Zaccharie Risacher passou as últimas duas temporadas nos Atlanta Hawks - Foto: IMAGO

NBA: de primeira escolha no 'draft' a ser trocado... em apenas dois anos

Do topo do Draft para fora dos planos: Zaccharie Risacher foi número 1 em 2024 e, este verão, já foi incluído numa troca, rumando aos Dallas Mavericks, onde tentará relançar a carreira

Há histórias de jogadores que precisam de tempo para confirmar o estatuto de primeira escolha do Draft, mas a de Zaccharie Risacher está a tomar um rumo bem mais estranho: dois anos depois de ter sido escolhido com o número 1, o francês já foi colocado numa troca e deixou de fazer parte dos planos dos Hawks. Aos 21 anos, está agora perante a necessidade de reconstruir uma carreira... que mal começou.

Risacher chegou à NBA em 2024 como a primeira escolha de uma classe que nunca foi apontada como particularmente talentosa. Ainda assim, ser o número 1 traz consigo um peso especial: a expectativa de que a franquia encontrou uma peça para construir o futuro. Em Atlanta, porém, o francês nunca chegou verdadeiramente a assumir esse estatuto.

Na primeira época, ainda foi titular em 73 dos 75 jogos disputados, com médias de 12,6 pontos e 24 minutos por partida. O segundo ano deveria representar o salto natural, mas aconteceu precisamente o contrário. Risacher caiu para 9,6 pontos e 22 minutos por jogo, além de ter perdido volume de lançamento e importância na estratégia ofensiva.

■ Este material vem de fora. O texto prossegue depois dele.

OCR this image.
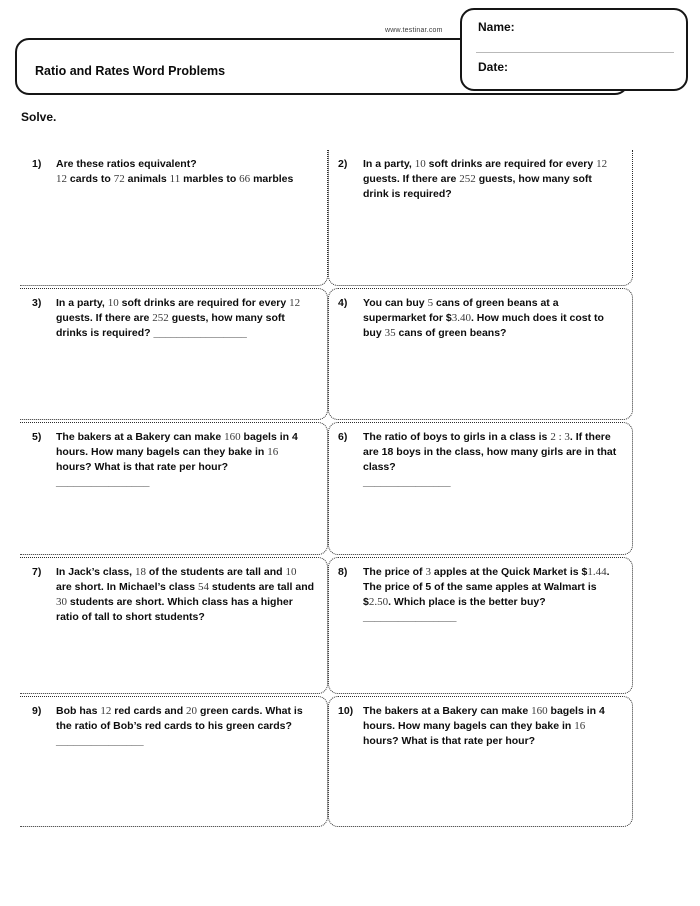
www.testinar.com
Ratio and Rates Word Problems
Name:
Date:
Solve.
1)	Are these ratios equivalent?
12 cards to 72 animals 11 marbles to 66 marbles
2)	In a party, 10 soft drinks are required for every 12 guests. If there are 252 guests, how many soft drink is required?
3)	In a party, 10 soft drinks are required for every 12 guests. If there are 252 guests, how many soft drinks is required? ________________
4)	You can buy 5 cans of green beans at a supermarket for $3.40. How much does it cost to buy 35 cans of green beans?
5)	The bakers at a Bakery can make 160 bagels in 4 hours. How many bagels can they bake in 16 hours? What is that rate per hour? ________________
6)	The ratio of boys to girls in a class is 2 : 3. If there are 18 boys in the class, how many girls are in that class?
_______________
7)	In Jack’s class, 18 of the students are tall and 10 are short. In Michael’s class 54 students are tall and 30 students are short. Which class has a higher ratio of tall to short students?
8)	The price of 3 apples at the Quick Market is $1.44. The price of 5 of the same apples at Walmart is $2.50. Which place is the better buy? ________________
9)	Bob has 12 red cards and 20 green cards. What is the ratio of Bob’s red cards to his green cards?
_______________
10) The bakers at a Bakery can make 160 bagels in 4 hours. How many bagels can they bake in 16 hours? What is that rate per hour?
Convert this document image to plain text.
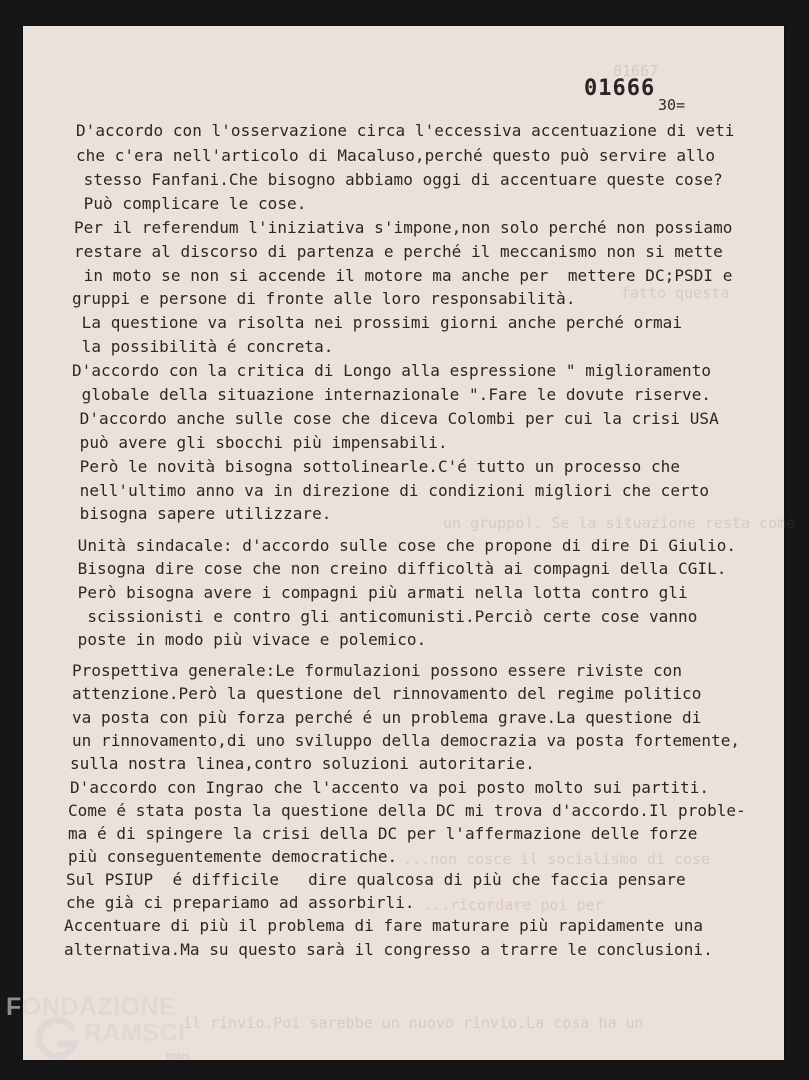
01667
fatto questa
un gruppo). Se la situazione resta come
...non cosce il socialismo di cose
...ricordare poi per
il rinvio.Poi sarebbe un nuovo rinvio.La cosa ha un
01666
30=
D'accordo con l'osservazione circa l'eccessiva accentuazione di veti
che c'era nell'articolo di Macaluso,perché questo può servire allo
stesso Fanfani.Che bisogno abbiamo oggi di accentuare queste cose?
Può complicare le cose.
Per il referendum l'iniziativa s'impone,non solo perché non possiamo
restare al discorso di partenza e perché il meccanismo non si mette
in moto se non si accende il motore ma anche per  mettere DC;PSDI e
gruppi e persone di fronte alle loro responsabilità.
La questione va risolta nei prossimi giorni anche perché ormai
la possibilità é concreta.
D'accordo con la critica di Longo alla espressione " miglioramento
globale della situazione internazionale ".Fare le dovute riserve.
D'accordo anche sulle cose che diceva Colombi per cui la crisi USA
può avere gli sbocchi più impensabili.
Però le novità bisogna sottolinearle.C'é tutto un processo che
nell'ultimo anno va in direzione di condizioni migliori che certo
bisogna sapere utilizzare.
Unità sindacale: d'accordo sulle cose che propone di dire Di Giulio.
Bisogna dire cose che non creino difficoltà ai compagni della CGIL.
Però bisogna avere i compagni più armati nella lotta contro gli
scissionisti e contro gli anticomunisti.Perciò certe cose vanno
poste in modo più vivace e polemico.
Prospettiva generale:Le formulazioni possono essere riviste con
attenzione.Però la questione del rinnovamento del regime politico
va posta con più forza perché é un problema grave.La questione di
un rinnovamento,di uno sviluppo della democrazia va posta fortemente,
sulla nostra linea,contro soluzioni autoritarie.
D'accordo con Ingrao che l'accento va poi posto molto sui partiti.
Come é stata posta la questione della DC mi trova d'accordo.Il proble-
ma é di spingere la crisi della DC per l'affermazione delle forze
più conseguentemente democratiche.
Sul PSIUP  é difficile   dire qualcosa di più che faccia pensare
che già ci prepariamo ad assorbirli.
Accentuare di più il problema di fare maturare più rapidamente una
alternativa.Ma su questo sarà il congresso a trarre le conclusioni.
FONDAZIONE
RAMSCI
onlus
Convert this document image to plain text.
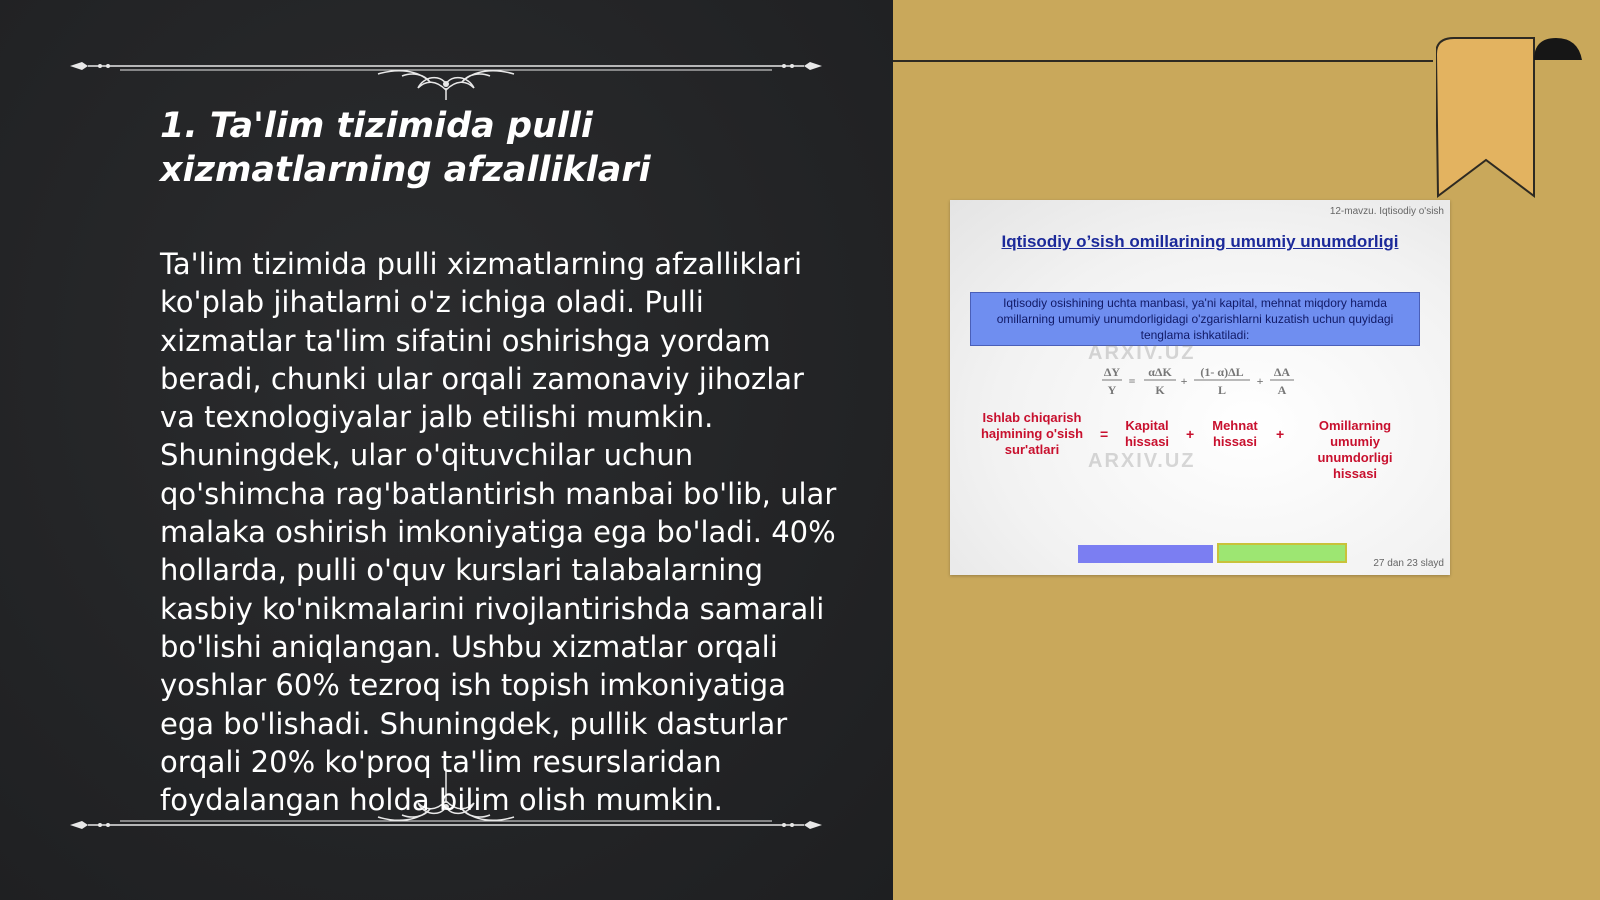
1. Ta'lim tizimida pulli xizmatlarning afzalliklari

Ta'lim tizimida pulli xizmatlarning afzalliklari ko'plab jihatlarni o'z ichiga oladi. Pulli xizmatlar ta'lim sifatini oshirishga yordam beradi, chunki ular orqali zamonaviy jihozlar va texnologiyalar jalb etilishi mumkin. Shuningdek, ular o'qituvchilar uchun qo'shimcha rag'batlantirish manbai bo'lib, ular malaka oshirish imkoniyatiga ega bo'ladi. 40% hollarda, pulli o'quv kurslari talabalarning kasbiy ko'nikmalarini rivojlantirishda samarali bo'lishi aniqlangan. Ushbu xizmatlar orqali yoshlar 60% tezroq ish topish imkoniyatiga ega bo'lishadi. Shuningdek, pullik dasturlar orqali 20% ko'proq ta'lim resurslaridan foydalangan holda bilim olish mumkin.

12-mavzu. Iqtisodiy o'sish
Iqtisodiy o’sish omillarining umumiy unumdorligi
Iqtisodiy osishining uchta manbasi, ya'ni kapital, mehnat miqdory hamda omillarning umumiy unumdorligidagi o'zgarishlarni kuzatish uchun quyidagi tenglama ishkatiladi:
ARXIV.UZ
ARXIV.UZ
ΔY
Y
=
αΔK
K
+
(1- α)ΔL
L
+
ΔA
A
Ishlab chiqarish hajmining o'sish sur'atlari
=
Kapital hissasi	+
Mehnat hissasi	+
Omillarning umumiy unumdorligi hissasi
27 dan 23 slayd
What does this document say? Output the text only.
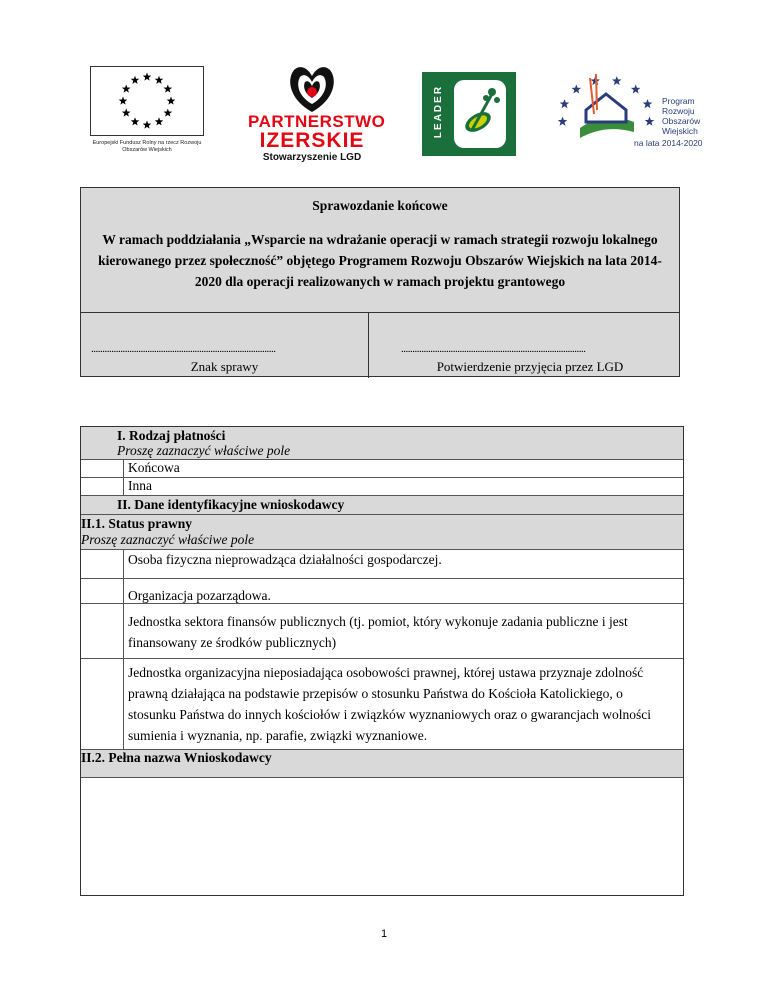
Europejski Fundusz Rolny na rzecz Rozwoju Obszarów Wiejskich
PARTNERSTWO
IZERSKIE
Stowarzyszenie LGD
LEADER	Program
Rozwoju
Obszarów
Wiejskich
na lata 2014-2020
Sprawozdanie końcowe
W ramach poddziałania „Wsparcie na wdrażanie operacji w ramach strategii rozwoju lokalnego kierowanego przez społeczność” objętego Programem Rozwoju Obszarów Wiejskich na lata 2014-2020 dla operacji realizowanych w ramach projektu grantowego
..................................................................................
Znak sprawy
..................................................................................
Potwierdzenie przyjęcia przez LGD
I. Rodzaj płatności
Proszę zaznaczyć właściwe pole
Końcowa
Inna
II. Dane identyfikacyjne wnioskodawcy
II.1. Status prawny
Proszę zaznaczyć właściwe pole
Osoba fizyczna nieprowadząca działalności gospodarczej.
Organizacja pozarządowa.
Jednostka sektora finansów publicznych (tj. pomiot, który wykonuje zadania publiczne i jest finansowany ze środków publicznych)
Jednostka organizacyjna nieposiadająca osobowości prawnej, której ustawa przyznaje zdolność prawną działająca na podstawie przepisów o stosunku Państwa do Kościoła Katolickiego, o stosunku Państwa do innych kościołów i związków wyznaniowych oraz o gwarancjach wolności sumienia i wyznania, np. parafie, związki wyznaniowe.
II.2. Pełna nazwa Wnioskodawcy
1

O mais insólito foi o desaparecimento progressivo do francês. Em março, perdeu definitivamente o lugar no cinco inicial e, a partir daí, os Hawks começaram a encontrar uma fórmula que prescindia cada vez mais dele. A situação chegou ao ponto máximo a 9 de abril, dia em que completou 21 anos: pela primeira vez na temporada, Risacher não entrou sequer em campo, ficando os 48 minutos no banco frente aos Cavaliers.

Risacher terminou a segunda temporada com menos de 750 pontos, entrando num grupo extremamente reduzido de primeiras escolhas do Draft dos últimos 50 anos a atingir esse registo em pelo menos 40 jogos. Só Kwame Brown e Anthony Bennett — conhecidos busts (ou fracassos, em português) — tinham feito pior nesse período.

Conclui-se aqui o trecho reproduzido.